Though Indian Joe left my life a few months after that, his presence had been real and made an impact. A scorning word or a sarcastic attack from anyone in my family about his existence could have quickly killed him off, but their acceptance of him gave that relationship strength and allowed me to keep him with me until I’d made it through that particular developmental stage.

I realized that I did know how to sit with my unseen companion, sadness. I was finally ready to have my new family welcome another member.

“What do you think, Colleen? Can you invite sadness to the table?”

“Yes. I can.”

Lynn had given me permission to just be sad. Sad was normal. And I needed normalcy—true normalcy, more than anything. I’d been striving for it for years. That night at dinner I felt a little silly, but I went ahead and added another place setting to the table, just as I had as a little girl. Luke was oblivious. Mark cocked his eyebrow and asked, “Is someone coming for dinner?”

“I know this is a little ‘out there,’ but I set a place at the table for my sadness. I’m inviting sadness into my life without apology or shame, and this is my way of being intentional about that.”

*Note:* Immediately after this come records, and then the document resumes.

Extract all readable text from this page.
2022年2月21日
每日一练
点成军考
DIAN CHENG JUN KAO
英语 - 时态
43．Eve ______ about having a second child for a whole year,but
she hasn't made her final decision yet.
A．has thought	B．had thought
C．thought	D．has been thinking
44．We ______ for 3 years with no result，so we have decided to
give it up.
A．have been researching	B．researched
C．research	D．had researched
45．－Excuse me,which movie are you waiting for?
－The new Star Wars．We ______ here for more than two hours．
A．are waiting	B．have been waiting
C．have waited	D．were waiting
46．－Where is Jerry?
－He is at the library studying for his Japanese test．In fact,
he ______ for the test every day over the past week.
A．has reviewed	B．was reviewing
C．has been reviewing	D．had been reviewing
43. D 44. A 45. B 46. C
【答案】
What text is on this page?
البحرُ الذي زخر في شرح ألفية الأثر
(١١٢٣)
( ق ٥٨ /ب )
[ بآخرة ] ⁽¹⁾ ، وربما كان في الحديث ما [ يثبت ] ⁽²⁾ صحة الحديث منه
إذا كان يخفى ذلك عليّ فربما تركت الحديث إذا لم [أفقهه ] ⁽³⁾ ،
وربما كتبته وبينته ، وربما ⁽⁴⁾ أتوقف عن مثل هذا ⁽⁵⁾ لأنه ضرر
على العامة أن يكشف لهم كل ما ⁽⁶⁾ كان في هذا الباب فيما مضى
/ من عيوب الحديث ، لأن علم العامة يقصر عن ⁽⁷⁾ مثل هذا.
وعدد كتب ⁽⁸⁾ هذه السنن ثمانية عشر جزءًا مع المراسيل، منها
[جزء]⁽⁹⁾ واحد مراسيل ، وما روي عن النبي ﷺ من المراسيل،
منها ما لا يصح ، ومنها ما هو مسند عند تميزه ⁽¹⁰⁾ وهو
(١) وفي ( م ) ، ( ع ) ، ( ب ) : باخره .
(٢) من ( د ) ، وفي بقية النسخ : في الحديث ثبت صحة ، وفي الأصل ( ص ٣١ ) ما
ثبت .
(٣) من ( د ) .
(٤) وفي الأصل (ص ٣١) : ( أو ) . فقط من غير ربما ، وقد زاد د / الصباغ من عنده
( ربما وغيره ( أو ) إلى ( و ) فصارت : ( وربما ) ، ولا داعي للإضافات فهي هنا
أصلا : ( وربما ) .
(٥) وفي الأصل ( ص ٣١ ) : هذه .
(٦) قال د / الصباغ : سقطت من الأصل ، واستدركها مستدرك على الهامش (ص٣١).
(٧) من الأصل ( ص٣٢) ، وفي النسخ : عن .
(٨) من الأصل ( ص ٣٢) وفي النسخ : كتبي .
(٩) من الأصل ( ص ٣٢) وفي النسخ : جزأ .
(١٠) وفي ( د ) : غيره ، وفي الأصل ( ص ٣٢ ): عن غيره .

“Well, okay, then. Welcome, sadness!” Mark said and gave me a quick peck on the cheek as we brought the food to the table. I suspected he was as grateful for the chance to blatantly acknowledge my grief as I was.

I wasn’t born a good mother, I was becoming one. As Luke grew, so did I. Though I’d tried to pass as normal since the accident, I had always focused on appearing to be normal on the physical level. I was learning that normalcy wasn’t experienced on the outside as much as it was an internal experience. So, as Luke learned how to swing from the bars at the playground, I brought normalcy to his childlike moments by not catastrophizing his every move. As I was teaching Luke the safe limits of crossing the street, I was learning to accept my own limits; I couldn’t protect him from everything. As I wiped his tears of sadness over his small losses, I vowed to never “shush” him, to never give him the message that his sadness was a burden for me. And I learned how to mother him from love and not from fear, because I was also learning how to mother the part of me that was still lying on the freeway.

We were both learning how to be normal human beings.